Place was indicted for possession of cocaine with intent to distribute. In the district court, Place moved to suppress the cocaine, arguing that the warrantless seizure of the luggage violated his Fourth Amendment rights. The district court disagreed, reasoning instead that the police only needed reasonable suspicion to seize Place's bags, which they had. Place pleaded guilty to the possession charge, but reserved the right to appeal the denial of his suppression motion. On appeal, the Second Circuit reversed, holding that the prolonged seizure of Place's bags violated the principles of Terry v. Ohio. The U.S. Supreme Court then agreed to hear the case.
The Court first had to consider whether, as the lower courts had assumed, the framework of Terry v. Ohio, under which a limited detention of a person can be justified in the face of reasonable suspicion, can apply to the temporary seizure of a person's luggage.
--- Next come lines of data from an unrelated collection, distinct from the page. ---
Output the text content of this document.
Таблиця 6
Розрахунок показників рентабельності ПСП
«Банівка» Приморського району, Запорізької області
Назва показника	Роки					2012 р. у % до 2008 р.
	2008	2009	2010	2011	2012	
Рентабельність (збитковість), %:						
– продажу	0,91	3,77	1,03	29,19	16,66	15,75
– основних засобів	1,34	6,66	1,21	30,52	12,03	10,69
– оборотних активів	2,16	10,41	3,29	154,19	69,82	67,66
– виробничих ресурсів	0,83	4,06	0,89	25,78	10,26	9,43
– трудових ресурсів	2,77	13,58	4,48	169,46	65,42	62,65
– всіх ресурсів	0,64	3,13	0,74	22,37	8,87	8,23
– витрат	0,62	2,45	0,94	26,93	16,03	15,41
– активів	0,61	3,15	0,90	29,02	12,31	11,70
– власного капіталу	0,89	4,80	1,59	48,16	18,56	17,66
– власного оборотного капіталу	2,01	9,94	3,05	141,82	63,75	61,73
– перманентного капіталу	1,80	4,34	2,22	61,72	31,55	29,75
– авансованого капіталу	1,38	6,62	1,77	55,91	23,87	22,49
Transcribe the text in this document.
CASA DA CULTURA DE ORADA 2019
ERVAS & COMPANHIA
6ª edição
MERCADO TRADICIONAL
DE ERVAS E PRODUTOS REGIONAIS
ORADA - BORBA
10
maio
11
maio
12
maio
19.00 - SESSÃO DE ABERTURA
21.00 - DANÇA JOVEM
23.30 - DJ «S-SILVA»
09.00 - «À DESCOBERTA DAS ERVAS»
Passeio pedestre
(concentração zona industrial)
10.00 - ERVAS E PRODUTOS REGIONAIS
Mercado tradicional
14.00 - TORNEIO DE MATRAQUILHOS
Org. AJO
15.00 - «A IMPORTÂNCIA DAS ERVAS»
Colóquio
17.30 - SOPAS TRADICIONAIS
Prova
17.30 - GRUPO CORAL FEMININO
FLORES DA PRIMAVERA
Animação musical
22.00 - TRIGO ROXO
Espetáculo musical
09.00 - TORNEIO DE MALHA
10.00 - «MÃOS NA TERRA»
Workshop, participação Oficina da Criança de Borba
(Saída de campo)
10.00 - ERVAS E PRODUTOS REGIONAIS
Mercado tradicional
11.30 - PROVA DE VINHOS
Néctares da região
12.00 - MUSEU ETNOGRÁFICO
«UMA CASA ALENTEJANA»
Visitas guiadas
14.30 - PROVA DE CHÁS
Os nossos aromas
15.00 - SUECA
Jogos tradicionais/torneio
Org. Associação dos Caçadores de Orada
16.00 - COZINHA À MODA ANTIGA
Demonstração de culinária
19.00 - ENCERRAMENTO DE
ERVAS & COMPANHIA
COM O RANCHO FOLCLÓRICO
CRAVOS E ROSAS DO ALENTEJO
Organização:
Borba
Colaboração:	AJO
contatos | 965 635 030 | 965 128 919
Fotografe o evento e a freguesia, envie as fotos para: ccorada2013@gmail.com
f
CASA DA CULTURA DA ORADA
Indeed, when government agents have reason to suspect (but not probable cause to believe) that, for instance, a traveler's luggage contains narcotics, it has a substantial interest in confirming or denying that suspicion. In order to dispel that suspicion, the Court reasoned a brief seizure of the luggage could be justified. This brief seizure could not encompass a full-blown "search," just as a Terry stop may not increase in seriousness to a full-blown arrest, unless probable cause to perform the search arose during the brief detention.
In this case, the whole reason the DEA agents seized Place's luggage was so they could subject it to the dog sniff. The sniff, in turn, would violate Place's Fourth Amendment rights if it constituted a "search." A "search" is an unwarranted intrusion on a person's objectively reasonable expectation of privacy. But the sniff does not require opening the luggage; it does not expose things that are not contraband to public view. The sniff is thus far more limited than the typical search. Moreover, the sniff merely reveals the presence or absence of narcotics. Thus, it is sui generis, and does not constitute a "search" under the Fourth Amendment.
However, in this case, even though the DEA agents did not "search" Place's luggage when they subjected it to the dog sniff, their seizure of the luggage was unreasonable because it exceeded the limits of a Terry-type investigative stop. The length of time the agents had possession of Place's luggage was too great—90 minutes before the dog sniff had been conducted. Also, the agents knew what time Place's plane was scheduled to land at LaGuardia, and thus had ample time to arrange their investigation accordingly, so that taking Place's luggage from LaGuardia to Kennedy airports should not have been necessary. Thus, the seizure of Place's luggage was unreasonable in this case.
Justice Blackmun also felt that this case was not appropriate for deciding the status of dog sniffs under the Fourth Amendment. For one thing, Blackmun observed, Place had not raised the issue in either the district court or the Second Circuit. For another, Blackmun agreed with Brennan that it was not necessary to decide whether a dog sniff is a "search" in order to decide the case, because the seizure of Place's luggage was unreasonable in any event.